The Church of Santa Chiara (Saint Clare) in Monte San Savino began as an addition to the adjoining convent of the Poor Clare nuns, who, around 1659, obtained permission to build over the last surviving section of the ancient keep’s moats. Completed in 1661, the church was in convent use until 1793, when the Clarisse institute was subject to grand ducal suppressions.
Purchased by the Galletti family, the building was gradually enriched with valuable and important works of art. Among the works placed here, the Altarpiece with St. Lawrence, St. Sebastian and St. Roch and the glazed altarpiece with the Madonna and Child and Saints Agatha, Lucy, Benedict, and Romuald, both by Andrea Sansovino and dating from the 1590s; the two altarpieces by della Robbia glazed or partially glazed with Adoration of the Shepherds and Miracle of the Snow and St. Anthony the Abbot, from the same period.
Later passed to the Gamurrini family of Arezzo, the church was further embellished with detached fragments of frescoes depicting Prophet Jeremiah, Prophet Writing, St. Peter and St. Paul, from the destroyed Church of San Rocco in Arezzo.
On the high altar is the canvas with Presentation in the Temple and Saints Nicholas, Savino and Clare, painted by Salvi Castellucci in 1663. It is the only work made specifically for this church.
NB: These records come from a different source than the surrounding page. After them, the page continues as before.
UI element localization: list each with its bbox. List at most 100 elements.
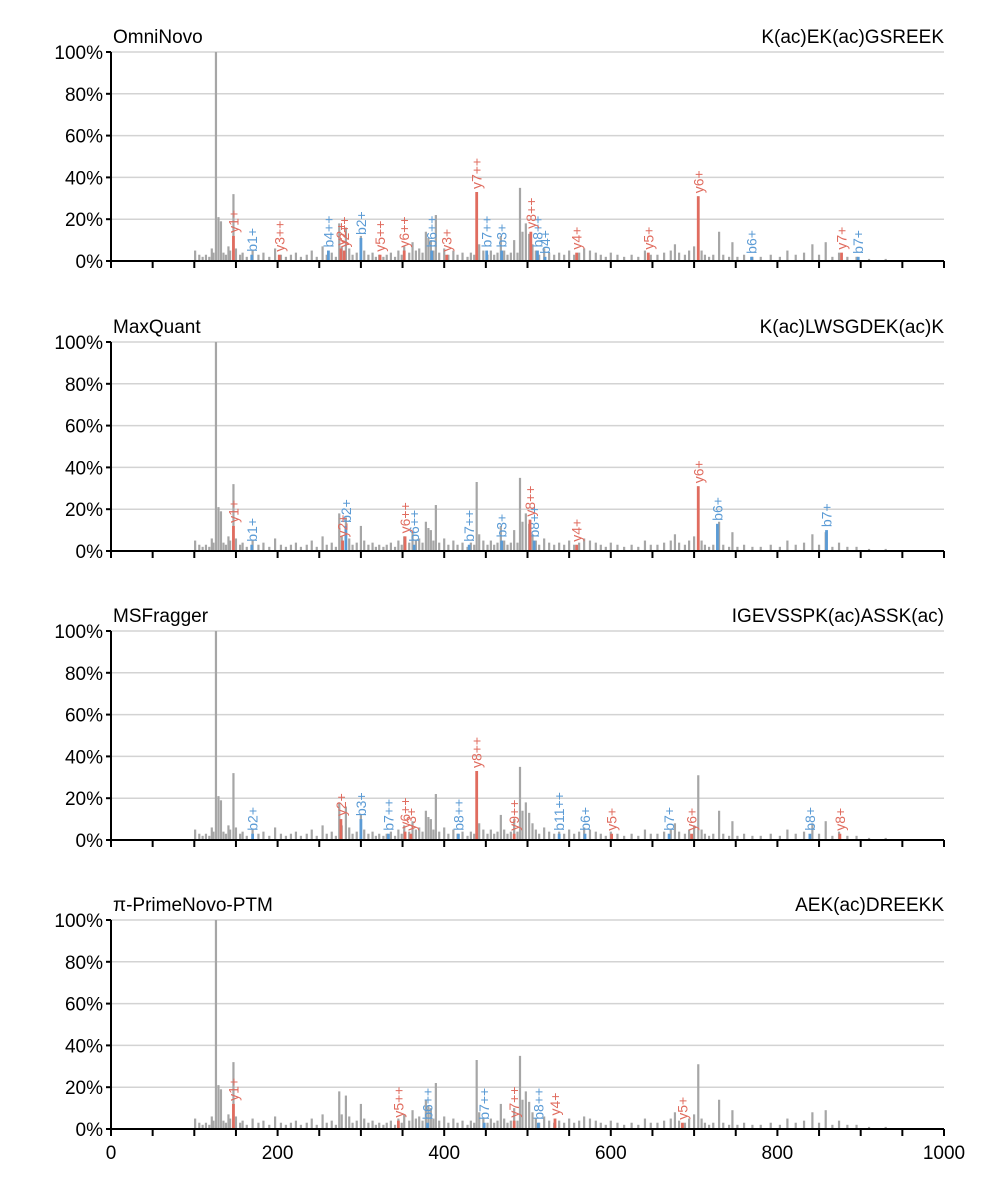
ion-label: y7++ [469,158,485,189]
ion-label: y1+ [225,210,241,233]
ion-label: y1+ [225,500,241,523]
y-tick-label: 60% [65,417,103,438]
ion-label: y6+ [690,170,706,193]
chart-panel: π-PrimeNovo-PTM AEK(ac)DREEKK b6++ b7++ b8++… [54,895,965,1164]
y-tick-label: 20% [65,789,103,810]
ion-label: y8++ [523,198,539,229]
ion-label: y7+ [834,227,850,250]
chart-panel: MaxQuant K(ac)LWSGDEK(ac)K b1+ b2+ b6++ b7++ b… [54,317,945,563]
peptide-sequence: AEK(ac)DREEKK [795,895,944,916]
y-tick-label: 100% [54,622,103,643]
x-tick-label: 400 [428,1143,460,1164]
ion-label: b8+ [802,807,818,831]
peptide-sequence: K(ac)LWSGDEK(ac)K [760,317,945,338]
ion-label: b3+ [494,224,510,248]
ion-label: b7+ [819,503,835,527]
ion-label: y6++ [397,797,413,828]
ion-label: b8++ [450,799,466,831]
ion-label: y2+ [333,793,349,816]
ion-label: b6++ [406,510,422,542]
ion-label: y5+ [674,1097,690,1120]
y-tick-label: 40% [65,747,103,768]
ion-label: y9++ [506,800,522,831]
y-tick-label: 100% [54,333,103,354]
ion-label: b6+ [744,230,760,254]
peptide-sequence: IGEVSSPK(ac)ASSK(ac) [732,606,944,627]
y-tick-label: 100% [54,911,103,932]
y-tick-label: 80% [65,664,103,685]
ion-label: y6+ [684,808,700,831]
y-tick-label: 80% [65,953,103,974]
ion-label: b7++ [479,216,495,248]
ion-label: b1+ [244,518,260,542]
x-tick-label: 1000 [923,1143,965,1164]
y-tick-label: 100% [54,43,103,64]
ion-label: b3+ [353,792,369,816]
y-tick-label: 0% [76,1120,104,1141]
y-tick-label: 40% [65,458,103,479]
ion-label: b3+ [494,514,510,538]
ion-label: b7+ [661,807,677,831]
ion-label: b4+ [537,230,553,254]
y-tick-label: 80% [65,85,103,106]
panel-title: MaxQuant [113,317,201,338]
y-tick-label: 60% [65,706,103,727]
y-tick-label: 20% [65,1078,103,1099]
ion-label: b7++ [380,799,396,831]
ion-label: y6+ [690,460,706,483]
ion-label: y8++ [522,486,538,517]
panel-title: MSFragger [113,606,209,627]
ion-label: y3+ [403,808,419,831]
ion-label: y2++ [336,216,352,247]
ion-label: b2+ [245,807,261,831]
y-tick-label: 20% [65,500,103,521]
ion-label: y8++ [469,737,485,768]
panel-title: π-PrimeNovo-PTM [113,895,273,916]
ion-label: b1+ [244,228,260,252]
ion-label: b6++ [424,216,440,248]
ion-label: b6+ [709,497,725,521]
y-tick-label: 0% [76,542,104,563]
y-tick-label: 20% [65,210,103,231]
ion-label: y3++ [271,221,287,252]
panel-title: OmniNovo [113,27,203,48]
chart-panel: MSFragger IGEVSSPK(ac)ASSK(ac) b2+ b3+ b7++ b… [54,606,945,852]
y-tick-label: 80% [65,375,103,396]
ion-label: b8++ [530,1088,546,1120]
peptide-sequence: K(ac)EK(ac)GSREEK [761,27,944,48]
ion-label: b7+ [850,230,866,254]
ion-label: y4+ [547,1093,563,1116]
ion-label: y8+ [832,808,848,831]
ion-label: y2+ [333,222,349,245]
x-tick-label: 600 [595,1143,627,1164]
ion-label: b2+ [338,499,354,523]
ion-label: b6++ [420,1088,436,1120]
x-tick-label: 200 [262,1143,294,1164]
ion-label: b11++ [551,792,567,831]
y-tick-label: 40% [65,1036,103,1057]
ion-label: b7++ [461,510,477,542]
y-tick-label: 0% [76,252,104,273]
ion-label: y5++ [372,221,388,252]
ion-label: y7++ [506,1086,522,1117]
ion-label: b8++ [529,216,545,248]
ion-label: y6++ [397,502,413,533]
x-tick-label: 800 [762,1143,794,1164]
ion-label: y5++ [390,1086,406,1117]
y-tick-label: 0% [76,831,104,852]
y-tick-label: 60% [65,995,103,1016]
ion-label: y1+ [225,1078,241,1101]
ion-label: y6++ [396,216,412,247]
ion-label: y4+ [569,227,585,250]
ion-label: b6+ [577,807,593,831]
y-tick-label: 40% [65,168,103,189]
ion-label: b4++ [320,216,336,248]
ion-label: b7++ [476,1088,492,1120]
x-tick-label: 0 [106,1143,117,1164]
ion-label: y4+ [569,519,585,542]
ion-label: b2+ [353,211,369,235]
ion-label: y3+ [439,229,455,252]
ion-label: y5+ [640,227,656,250]
ion-label: y5+ [604,808,620,831]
Under the high altar there is also the burial of a mysterious character, referred to by popular folklore as St. Theophilus, more likely a Spanish knight who lived in the 1500s and linked to Pope Julius III. Under the right altar, on the other hand, a wooden Nativity scene from the 18th century is preserved.
Completing the building are the choir loft with organ and the small chapel-oratory richly frescoed of the early 1800s with grotesques and Instruments of the Passion.